Publicado: 06.09.2026 20:02

Hay circuitos que forman parte de la historia de la F1 y otros que, con el paso de los años, terminan convirtiéndose en algo parecido a un lugar de peregrinación. Monza pertenece a los dos grupos. Allí Ferrari ha construido buena parte de su leyenda, allí los tifosi convierten cada septiembre en una celebración y allí Italia llevaba 60 años esperando volver a escuchar su himno desde lo más alto del podio. Kimi Antonelli llegó este domingo a ese escenario con 20 años, un Mercedes y una sanción que le había mandado al fondo de la parrilla. Salió de él como ganador del Gran Premio de Italia, después de remontar desde la 19ª posición y protagonizar una de esas carreras que quedan asociadas para siempre al piloto que las firma.

La historia tiene todavía más sentido si se recuerda dónde estaba el niño Antonelli un año atrás. En 2025, el italiano recorría este mismo paddock como un debutante de 18 años que acababa de recibir uno de los asientos más difíciles de toda la Fórmula 1, el que había dejado Lewis Hamilton en Mercedes. Había velocidad, había talento y había una expectación enorme, pero también había errores propios de alguien que todavía estaba aprendiendo. El propio Antonelli ha explicado que entonces sentía que tenía que demostrar constantemente que pertenecía a la Fórmula 1. Aquella presión le llevaba a pilotar más tenso y a disfrutar menos del coche.

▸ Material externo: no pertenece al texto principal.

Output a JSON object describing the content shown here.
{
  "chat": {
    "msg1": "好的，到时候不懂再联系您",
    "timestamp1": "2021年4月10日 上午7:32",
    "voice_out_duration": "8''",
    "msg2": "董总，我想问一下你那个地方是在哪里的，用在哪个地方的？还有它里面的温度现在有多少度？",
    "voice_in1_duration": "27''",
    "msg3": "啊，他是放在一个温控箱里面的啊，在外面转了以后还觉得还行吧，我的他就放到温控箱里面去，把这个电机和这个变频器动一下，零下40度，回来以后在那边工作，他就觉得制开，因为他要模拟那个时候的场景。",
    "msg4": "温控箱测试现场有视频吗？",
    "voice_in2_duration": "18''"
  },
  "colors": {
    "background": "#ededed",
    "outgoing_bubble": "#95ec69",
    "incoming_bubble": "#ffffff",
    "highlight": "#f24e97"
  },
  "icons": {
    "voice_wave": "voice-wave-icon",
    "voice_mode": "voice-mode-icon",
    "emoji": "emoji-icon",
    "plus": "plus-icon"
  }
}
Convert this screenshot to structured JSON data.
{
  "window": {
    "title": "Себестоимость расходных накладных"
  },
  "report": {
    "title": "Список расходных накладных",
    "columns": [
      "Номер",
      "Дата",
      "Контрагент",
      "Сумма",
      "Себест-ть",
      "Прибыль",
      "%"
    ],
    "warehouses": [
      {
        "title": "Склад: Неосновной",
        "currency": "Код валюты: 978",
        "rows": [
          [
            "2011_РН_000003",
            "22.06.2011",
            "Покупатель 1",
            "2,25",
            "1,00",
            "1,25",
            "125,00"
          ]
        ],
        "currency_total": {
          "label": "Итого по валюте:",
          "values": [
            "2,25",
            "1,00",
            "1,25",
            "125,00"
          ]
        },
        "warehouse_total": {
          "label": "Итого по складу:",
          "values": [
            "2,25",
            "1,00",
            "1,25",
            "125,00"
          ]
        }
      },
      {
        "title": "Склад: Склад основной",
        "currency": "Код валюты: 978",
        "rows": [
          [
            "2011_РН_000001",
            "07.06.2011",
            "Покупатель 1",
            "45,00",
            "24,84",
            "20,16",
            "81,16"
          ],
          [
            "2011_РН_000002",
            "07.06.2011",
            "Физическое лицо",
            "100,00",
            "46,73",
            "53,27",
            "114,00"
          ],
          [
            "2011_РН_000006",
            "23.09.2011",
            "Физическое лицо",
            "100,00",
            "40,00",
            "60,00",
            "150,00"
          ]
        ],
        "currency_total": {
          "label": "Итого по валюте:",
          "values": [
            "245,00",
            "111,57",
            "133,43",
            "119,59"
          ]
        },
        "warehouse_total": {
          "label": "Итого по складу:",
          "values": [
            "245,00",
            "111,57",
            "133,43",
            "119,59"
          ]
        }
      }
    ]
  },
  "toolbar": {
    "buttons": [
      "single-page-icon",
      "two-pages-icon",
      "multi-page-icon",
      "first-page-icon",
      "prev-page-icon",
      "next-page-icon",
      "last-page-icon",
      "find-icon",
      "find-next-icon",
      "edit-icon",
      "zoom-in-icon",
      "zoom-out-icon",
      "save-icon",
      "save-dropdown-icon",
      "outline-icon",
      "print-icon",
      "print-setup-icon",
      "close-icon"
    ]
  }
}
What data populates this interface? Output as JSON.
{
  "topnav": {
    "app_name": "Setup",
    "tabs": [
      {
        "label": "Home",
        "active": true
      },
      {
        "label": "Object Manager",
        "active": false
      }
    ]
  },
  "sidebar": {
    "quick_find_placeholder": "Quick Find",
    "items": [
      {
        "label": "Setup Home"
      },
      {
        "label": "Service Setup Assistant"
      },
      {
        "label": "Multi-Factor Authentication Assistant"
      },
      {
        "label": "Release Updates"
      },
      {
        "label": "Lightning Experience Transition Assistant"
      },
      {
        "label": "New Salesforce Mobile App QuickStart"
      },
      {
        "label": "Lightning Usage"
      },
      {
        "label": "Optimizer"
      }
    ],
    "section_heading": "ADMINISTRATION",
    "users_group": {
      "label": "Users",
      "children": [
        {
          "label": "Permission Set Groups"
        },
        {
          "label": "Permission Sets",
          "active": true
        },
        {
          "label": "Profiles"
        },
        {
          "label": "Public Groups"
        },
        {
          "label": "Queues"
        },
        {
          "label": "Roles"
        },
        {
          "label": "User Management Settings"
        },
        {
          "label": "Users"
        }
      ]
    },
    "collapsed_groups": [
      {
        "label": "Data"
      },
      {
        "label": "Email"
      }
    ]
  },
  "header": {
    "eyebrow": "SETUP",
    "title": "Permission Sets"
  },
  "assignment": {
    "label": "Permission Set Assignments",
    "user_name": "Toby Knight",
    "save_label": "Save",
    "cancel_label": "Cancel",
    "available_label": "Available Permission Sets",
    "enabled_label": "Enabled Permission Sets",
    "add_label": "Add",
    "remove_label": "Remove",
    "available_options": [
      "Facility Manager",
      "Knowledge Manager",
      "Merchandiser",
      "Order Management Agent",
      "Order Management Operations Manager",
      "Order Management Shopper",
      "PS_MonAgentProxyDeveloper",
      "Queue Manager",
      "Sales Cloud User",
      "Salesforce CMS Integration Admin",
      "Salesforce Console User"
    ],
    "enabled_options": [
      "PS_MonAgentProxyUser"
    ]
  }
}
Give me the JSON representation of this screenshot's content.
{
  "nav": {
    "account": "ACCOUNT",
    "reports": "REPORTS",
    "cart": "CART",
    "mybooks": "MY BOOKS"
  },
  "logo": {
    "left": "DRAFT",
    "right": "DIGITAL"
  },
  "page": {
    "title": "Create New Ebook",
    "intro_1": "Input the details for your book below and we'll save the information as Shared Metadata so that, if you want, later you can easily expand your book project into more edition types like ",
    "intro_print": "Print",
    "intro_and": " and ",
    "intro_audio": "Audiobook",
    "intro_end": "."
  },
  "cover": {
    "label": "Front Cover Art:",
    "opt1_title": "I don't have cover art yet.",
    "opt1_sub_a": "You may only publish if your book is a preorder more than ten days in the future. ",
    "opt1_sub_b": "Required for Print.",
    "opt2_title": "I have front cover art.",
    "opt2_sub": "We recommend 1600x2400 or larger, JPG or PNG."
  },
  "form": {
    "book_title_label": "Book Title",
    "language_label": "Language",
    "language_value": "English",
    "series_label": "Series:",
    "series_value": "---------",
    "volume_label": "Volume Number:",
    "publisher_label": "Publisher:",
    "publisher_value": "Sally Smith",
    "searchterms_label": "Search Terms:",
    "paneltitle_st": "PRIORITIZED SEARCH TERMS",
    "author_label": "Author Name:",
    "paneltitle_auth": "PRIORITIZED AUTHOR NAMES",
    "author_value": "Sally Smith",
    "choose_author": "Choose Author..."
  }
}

Doce meses después, la escena es completamente distinta sin que él haya dejado de ser el mismo piloto. Sigue atacando, sigue siendo rápido y sigue teniendo esa forma tan particular de llevar el Mercedes al límite. Lo que ha cambiado es la manera de enfrentarse a todo lo demás. Antes de este Gran Premio de Italia decía sentirse “mucho más maduro” y “mucho más en control de la situación”. Monza le ha dado una ocasión extraordinaria para demostrarlo, porque pocas carreras podían exigirle tanto y ofrecerle al mismo tiempo una recompensa tan grande.

Kimi Antonelli ante el momento más importante de su carrera

La sanción por utilizar el quinto juego de componentes de su unidad de potencia había convertido el domingo de Antonelli en una carrera contra las circunstancias antes incluso de que se apagaran los semáforos. El líder del Mundial estaba obligado a remontar desde la penúltima fila en un circuito en el que adelantar nunca es sencillo cuando todos los coches tienen una velocidad punta elevada. La lógica invitaba a pensar en limitar daños, asegurar unos cuantos puntos y marcharse de Monza conservando el liderato. Antonelli había decidido mirar la situación de otra manera: salir atrás le quitaba parte de la presión y le permitía atacar.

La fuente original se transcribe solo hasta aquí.